Site iconCaribbean Journal

Haiti Gets $15 Million IDB Grant to Help Reform Agricultural Policy

Above: an irrigation channel in Haiti (IDB Photo/Paul Constance)

By the Caribbean Journal staff

Haiti has received a $15 million grant from the Inter-American Development Bank to help modernize the country’s agricultural policies and institutions.

The grant will be complemented with a $7 million grant from the Haiti Reconstruction Fund.

Part of the reforms will include a push to strengthen Haiti’s Ministry of Agriculture to carry out its planning, programming and budgeting functions and to improve its management capacity.

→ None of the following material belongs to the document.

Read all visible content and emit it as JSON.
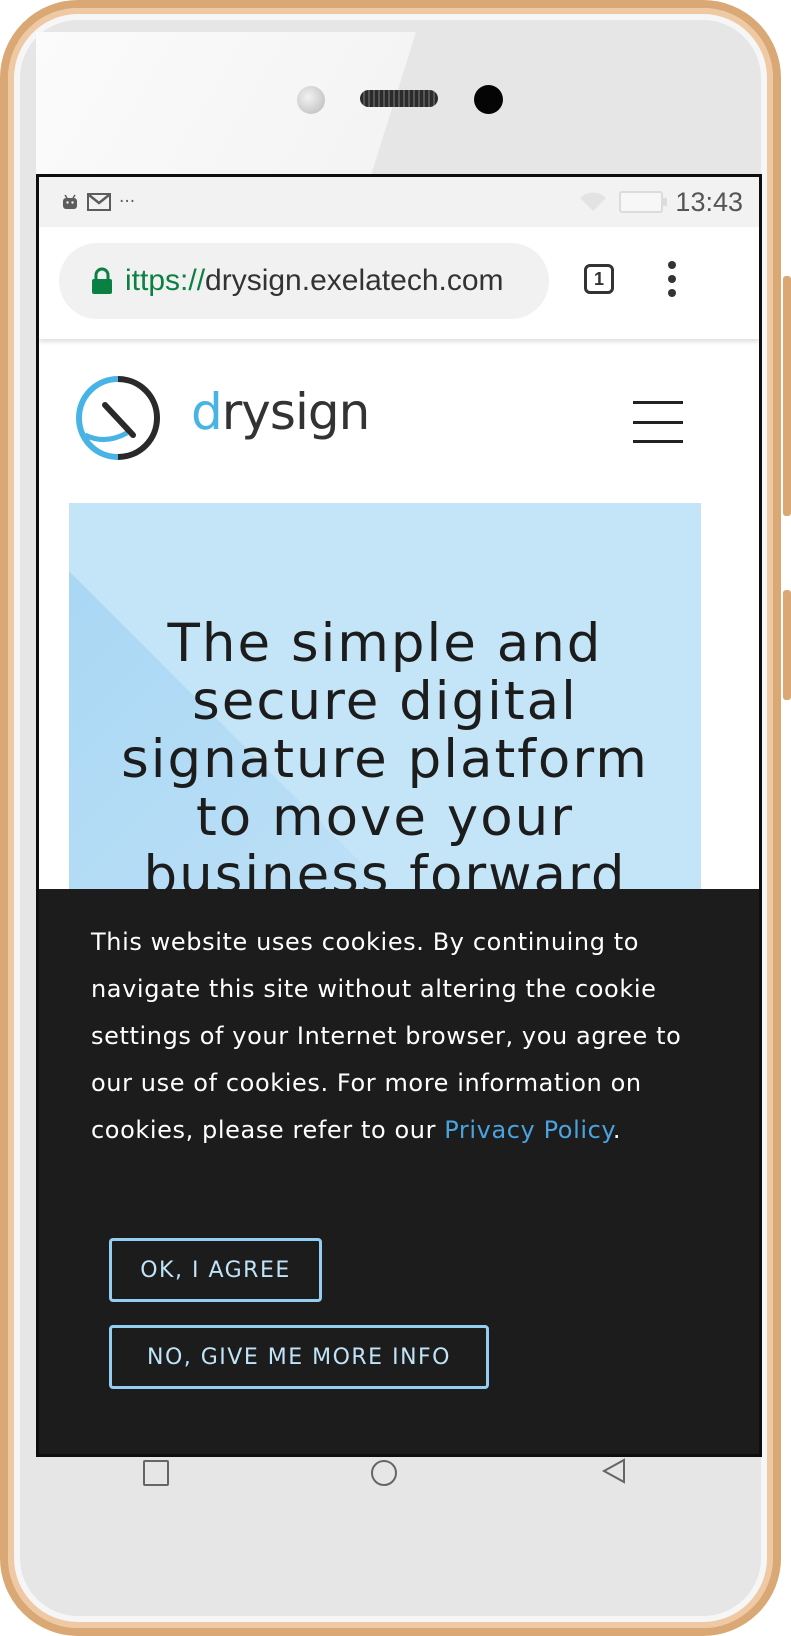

Under the programme, the ministry will create a team of public procurement specialists to boost its capacity to absorb and administer financial resources provided by Haiti’s treasury and international donors.

The IDB is currently using grants to finance projects totaling more than $200 million in Haiti, including crop intensification, irrigation and farming technology, among others.

Haiti will also promote new laws to assign legal status to water user associations, enabling farmers to manage and maintain irrigation systems.

Over 1 million Haitian families subsist on farming, but agricultural productivity in the country has declined over the past few decades, with a reduction in the output of a number of crops, including bananas, coffee and rice.

The IDB is also helping Haiti on a related project aimed at improving land tenure security in the country’s rural areas, where 60 percent of Haiti’s population lives.

That plan aims to boost efforts to clarify property rights and identify public lands; by some estimates, nearly two-thirds of 1.5 million rural patches have no title.